Some of us should insist on preserving and cultivating spaces of non-quantified value: practices, institutions and norms where being cannot be reduced to performance, and where persons are held as more than their behavioral traces.

Designing for Higher Stages

Typical debates about AI oscillate between utopian promise and dystopian fear. We have a stance that moves differently. It acknowledges risk and harm but orients toward conscious design: How can these powerful tools be woven into a developmental arc that supports wiser, more compassionate, more complex forms of society?

That implies at least three commitments:

Multi-perspectival awareness

Systems that govern millions should be shaped by many lenses: technical, ethical, psychological, spiritual, ecological. No single discipline or ideology is sufficient. The very process of designing and regulating AI ought to mirror the complexity of the world it will help organize.

Institutional reflexivity

Platforms, states and firms must not only wield AI; they must study how their own use of it reshapes politics and economy. This means building feedback loops that surface not just efficiency metrics, but impacts on meaning, agency and social cohesion.

Protection of interior freedom

At a certain point of development, freedom is not mainly about the absence of external constraint. It is about the capacity to remain in contact with one’s inner truth, even amongst powerful incentives to perform a different self. Any serious politics of AI must therefore treat interiority (the right to be more than one’s predicted pattern) as a core good to be protected.

The Deeper Political Question

“Can we control AI?” is an important, but ultimately surface-level, question. The deeper inquiry is: Who are we becoming in relationship with these systems, and who might we become instead?

If we allow optimization logic to reign unchecked, we drift toward a civilization of highly functional, increasingly anxious performers – selves tuned to signals they did not choose, shaping their lives around scores.
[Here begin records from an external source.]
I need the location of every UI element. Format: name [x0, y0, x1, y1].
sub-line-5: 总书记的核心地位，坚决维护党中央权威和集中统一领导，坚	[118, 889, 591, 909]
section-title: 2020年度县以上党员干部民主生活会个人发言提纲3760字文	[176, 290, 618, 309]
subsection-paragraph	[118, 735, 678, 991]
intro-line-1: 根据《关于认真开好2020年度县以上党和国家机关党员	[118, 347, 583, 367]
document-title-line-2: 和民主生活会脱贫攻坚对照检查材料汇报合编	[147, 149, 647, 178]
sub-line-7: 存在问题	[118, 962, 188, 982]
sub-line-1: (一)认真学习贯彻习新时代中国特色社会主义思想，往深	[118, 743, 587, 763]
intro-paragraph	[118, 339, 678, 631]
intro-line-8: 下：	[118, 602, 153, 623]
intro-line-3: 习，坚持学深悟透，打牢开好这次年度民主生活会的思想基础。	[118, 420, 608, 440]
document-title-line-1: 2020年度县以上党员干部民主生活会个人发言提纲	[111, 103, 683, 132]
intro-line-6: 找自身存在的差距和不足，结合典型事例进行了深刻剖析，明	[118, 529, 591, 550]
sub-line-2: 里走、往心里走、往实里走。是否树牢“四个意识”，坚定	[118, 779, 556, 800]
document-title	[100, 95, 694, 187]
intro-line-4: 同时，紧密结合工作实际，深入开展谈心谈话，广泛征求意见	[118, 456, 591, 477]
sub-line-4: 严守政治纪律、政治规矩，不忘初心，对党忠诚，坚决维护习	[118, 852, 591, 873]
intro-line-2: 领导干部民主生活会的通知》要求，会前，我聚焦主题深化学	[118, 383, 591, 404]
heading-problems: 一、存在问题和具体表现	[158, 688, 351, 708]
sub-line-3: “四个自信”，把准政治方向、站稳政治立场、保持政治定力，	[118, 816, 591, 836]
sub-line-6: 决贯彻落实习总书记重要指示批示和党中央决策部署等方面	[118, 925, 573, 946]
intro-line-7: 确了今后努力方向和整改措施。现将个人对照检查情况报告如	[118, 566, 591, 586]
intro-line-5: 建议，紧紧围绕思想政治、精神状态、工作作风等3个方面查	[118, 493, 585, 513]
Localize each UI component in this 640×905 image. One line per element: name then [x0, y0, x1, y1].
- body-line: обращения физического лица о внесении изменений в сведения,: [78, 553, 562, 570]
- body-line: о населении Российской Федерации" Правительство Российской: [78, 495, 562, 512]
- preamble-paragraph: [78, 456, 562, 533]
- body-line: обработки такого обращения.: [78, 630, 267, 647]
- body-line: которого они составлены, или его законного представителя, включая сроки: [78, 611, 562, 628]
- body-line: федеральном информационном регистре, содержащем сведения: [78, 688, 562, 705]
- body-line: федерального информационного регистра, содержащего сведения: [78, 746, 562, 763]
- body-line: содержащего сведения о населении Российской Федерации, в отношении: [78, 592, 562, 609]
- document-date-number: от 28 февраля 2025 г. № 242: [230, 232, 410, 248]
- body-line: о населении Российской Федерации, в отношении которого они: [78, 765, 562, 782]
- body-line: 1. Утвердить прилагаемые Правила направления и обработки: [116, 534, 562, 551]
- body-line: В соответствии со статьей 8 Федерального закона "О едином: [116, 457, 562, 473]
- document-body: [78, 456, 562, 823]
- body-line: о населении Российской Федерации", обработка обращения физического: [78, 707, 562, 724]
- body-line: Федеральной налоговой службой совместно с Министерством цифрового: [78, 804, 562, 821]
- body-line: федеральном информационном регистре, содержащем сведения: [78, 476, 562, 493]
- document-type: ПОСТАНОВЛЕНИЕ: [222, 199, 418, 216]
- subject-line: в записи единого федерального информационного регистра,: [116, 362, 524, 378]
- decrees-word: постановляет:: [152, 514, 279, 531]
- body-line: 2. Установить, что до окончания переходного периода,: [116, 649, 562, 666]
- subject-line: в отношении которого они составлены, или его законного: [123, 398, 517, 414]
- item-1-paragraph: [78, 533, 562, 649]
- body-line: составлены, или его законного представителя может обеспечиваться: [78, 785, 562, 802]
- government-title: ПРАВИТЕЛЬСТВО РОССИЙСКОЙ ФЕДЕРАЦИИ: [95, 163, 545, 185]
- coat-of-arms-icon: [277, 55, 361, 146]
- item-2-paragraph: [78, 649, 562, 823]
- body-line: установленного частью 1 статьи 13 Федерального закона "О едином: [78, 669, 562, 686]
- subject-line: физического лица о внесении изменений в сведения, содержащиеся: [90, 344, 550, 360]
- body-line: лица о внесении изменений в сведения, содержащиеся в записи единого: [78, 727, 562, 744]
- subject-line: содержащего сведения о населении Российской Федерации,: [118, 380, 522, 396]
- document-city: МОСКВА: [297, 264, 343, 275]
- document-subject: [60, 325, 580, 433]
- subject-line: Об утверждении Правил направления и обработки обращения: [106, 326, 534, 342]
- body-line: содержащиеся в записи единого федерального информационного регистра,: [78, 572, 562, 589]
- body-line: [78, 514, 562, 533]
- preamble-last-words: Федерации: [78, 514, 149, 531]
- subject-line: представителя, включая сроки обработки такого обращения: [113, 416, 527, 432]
If we meet AI with greater consciousness, we have an opportunity of a different order: to use these tools as mirrors that reveal our patterns, while building cultures and institutions that refuse to mistake patterns for destiny.

The task, then, is not to return to a pre-digital past, nor to surrender to a post-human future. It is to inhabit this in-between with enough courage, humility and depth that the systems we build do not merely predict us, but help us grow beyond who we already are.